Figure 2. Coverage of blind-rated high-value ideas.

The consensus tilt is smaller here, but interesting. In the peer-review council, shared high-value ideas survived had a 11% uplift over single-model high-value ideas. Or put another way, a 50% relative lift!

The denominator for shared ideas is small though. What’s interesting is that this shows us how the specific topology of the “council” changes what you’re likely to get, like a peer-review round ends up becoming a consensus detector even above a single model blending the answers from all other models.

This is a problem with all cognitive beings. In group decision-making research, back in the 1980s, Stasser and Titus called it biased sampling of shared information - groups are more likely to discuss information that several members already know than information only one has. That line of work led to the “hidden profile” problem, where a group can miss the best answer because the crucial evidence is scattered across individuals rather than shared up front. We’re seeing the same thing here.

The work on LLMs meanwhile so far have mostly come from the other direction. Multi-agent debate papers ask whether multiple models can improve the final answer, and yes, they often can! But depending on the topic and the question, a council can absolutely improve the average answer and still drop some of the best ideas.

As users, we want to get better answers, cheaply. That’s the whole goal. Councils are great ways to make some answers better depending on how you structure it. But they’re not cheaper. So, it is important to make sure they are, actually, better! If they’re not, or at least not universally, then how the council should be structured is an incredibly important problem!

What we still see here is that there is no free token lunch. If you use councils to get the benefits of model diversity, don’t assume it will preserve the best ideas. To do that we have to work harder, and understand how to work with these models.

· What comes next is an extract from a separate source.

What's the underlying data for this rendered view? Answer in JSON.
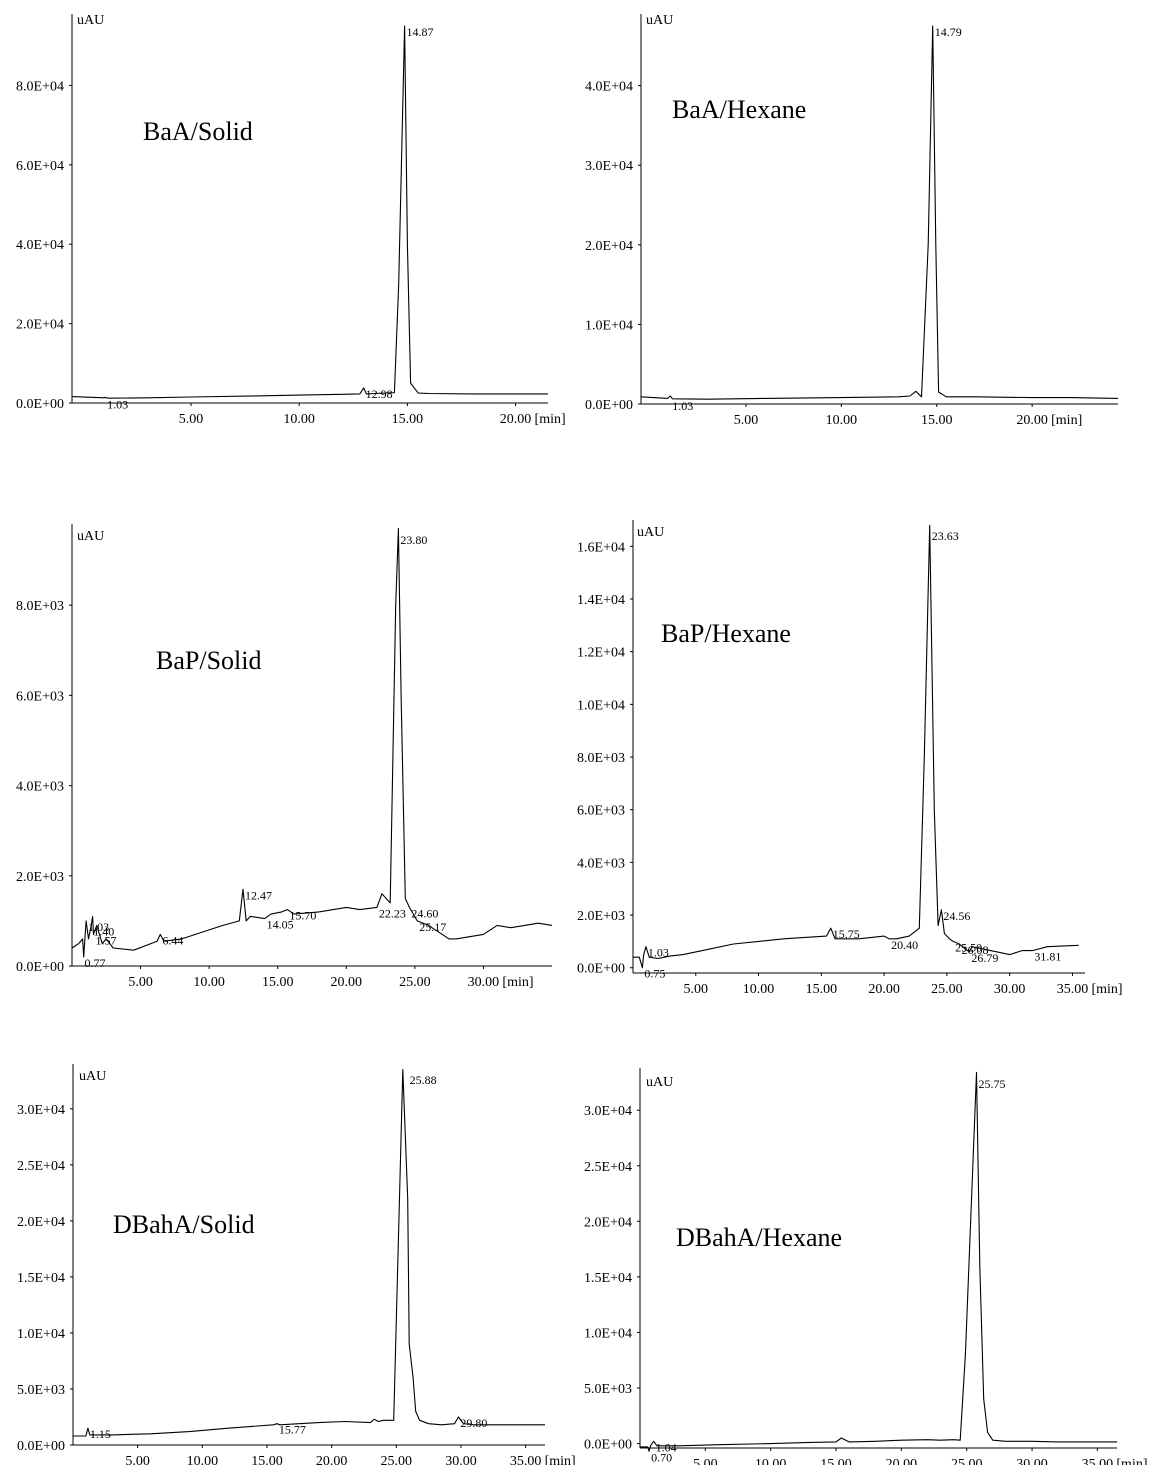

For instance, one thing we know is that the best way with LLMs usually is to be explicit, since otherwise even if they’re aligned they cause emergent problems. So the best protocol might be to explicitly gather and store the best ideas from each solution separately and ensure they’re stored, ranked and assessed, before a final answer is written and revised.

It does much better, though it’s slower and heavier. I don’t know if this is the best we can do though. The structure might change depending on the question asked, the domain, or the types of answer expected.

Humans have gone through thousands of types of “councils” until we reached interim solutions which give us decent results nowadays. And even then, we have to change the shape of the councils constantly, as we evolve, and society evolves.

To figure out how to get the best results from our work requires a lot more effort into designing the councils. If you’re working with them, you will need to experiment and eval against your individual problem sets, which is the only way to know if this specific council setup will help with your specific problem. Copying someone else’s homework won’t work!

Homo Agenticus are odd enough creatures that using them well requires much much more experimentation than one might assume. Especially when the problems of using them suboptimally is that we lose actual functionality, often without knowing it!